Dream of a Sunday Afternoon in the Alameda Central – By Diego Rivera

A few decades later, Diego Rivera used conceptual renderings of Posada’s La Catrina in his murals. One of Rivera’s most famous murals,“Sueño de una tarde dominical en la Alameda” features La Catrina. Created in 1948, the mural was painted in the lobby of the Del Prado Hotel in Mexico City. While the hotel was destroyed by an earthquake in 1985, the wall of the mural was spared.

La Catrina with Frida Kahlo and Diego Rivera as a young boy

It was moved nearby and the Museo Mural Diego Rivera was built around it La Catrina from that mural has become the model and inspiration used for the Dia de Muertos icon.

La Catrina and the sugar skull are now some of the most internationally recognized symbols of Mexico.

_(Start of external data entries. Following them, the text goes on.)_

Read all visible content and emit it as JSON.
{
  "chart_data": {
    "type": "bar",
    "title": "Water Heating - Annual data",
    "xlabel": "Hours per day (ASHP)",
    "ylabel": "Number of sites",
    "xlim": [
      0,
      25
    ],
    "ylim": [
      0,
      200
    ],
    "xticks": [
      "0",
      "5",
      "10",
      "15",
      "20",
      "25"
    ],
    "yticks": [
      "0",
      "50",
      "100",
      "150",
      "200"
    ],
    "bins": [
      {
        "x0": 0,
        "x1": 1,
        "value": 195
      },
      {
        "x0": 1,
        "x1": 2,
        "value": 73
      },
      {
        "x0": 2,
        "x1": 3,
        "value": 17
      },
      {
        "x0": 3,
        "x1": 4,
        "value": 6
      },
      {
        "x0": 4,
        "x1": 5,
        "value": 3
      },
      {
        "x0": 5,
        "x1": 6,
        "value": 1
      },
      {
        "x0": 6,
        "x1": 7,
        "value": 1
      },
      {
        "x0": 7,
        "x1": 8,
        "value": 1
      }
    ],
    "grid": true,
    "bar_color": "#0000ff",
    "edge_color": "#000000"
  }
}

Tomorrow’s article will highlight the growing popularity and the evolution of the Day of the Dead.
Mike James is an Ocean Beach resident and community activist. He is currently traveling in Mexico and is documenting Dia de Muertos in Mexico City and the nearby state of Puebla. More photos and stories of his travels to Latin America can be found on his Gringo in Paradise Facebook group and Instagram profile

{ 2 comments… read them below or add one }

Frances O'Neill Zimmerman November 1, 2022 at 6:41 pm

A wonderful article on Dia de Los Muertos in Mexico.
I went to Oaxaca for a week in late October 20 years ago, a few years after my husband had died young after losing a terrible struggle against lung cancer. That Oaxacan experience was profound, poignant, beautiful and consoling, even though I am Anglo. Over three days souls of the dead are believed to return to visit their living families who gather at flower-and-candle decorated gravesites in cemeteries to share memories, food, music and strong drink. In the afternoon of the third day, November 2, church bells toll, signaling the end of reunion for yet another year. It is heartbreaking. I think Dia de los Muertos is Mexico’s gift to the world.


Mike James November 6, 2022 at 3:48 am

Hola Frances,
Thank you.
I hope you were able to read the final installment of the guide. I was able to experience some of the same things you did in Oaxaca.

I agree that Dia de Muertos is a gift from Mexico, if properly understood. You were fortunate to be able to inmerse yourself in the tradition while in Oaxaca.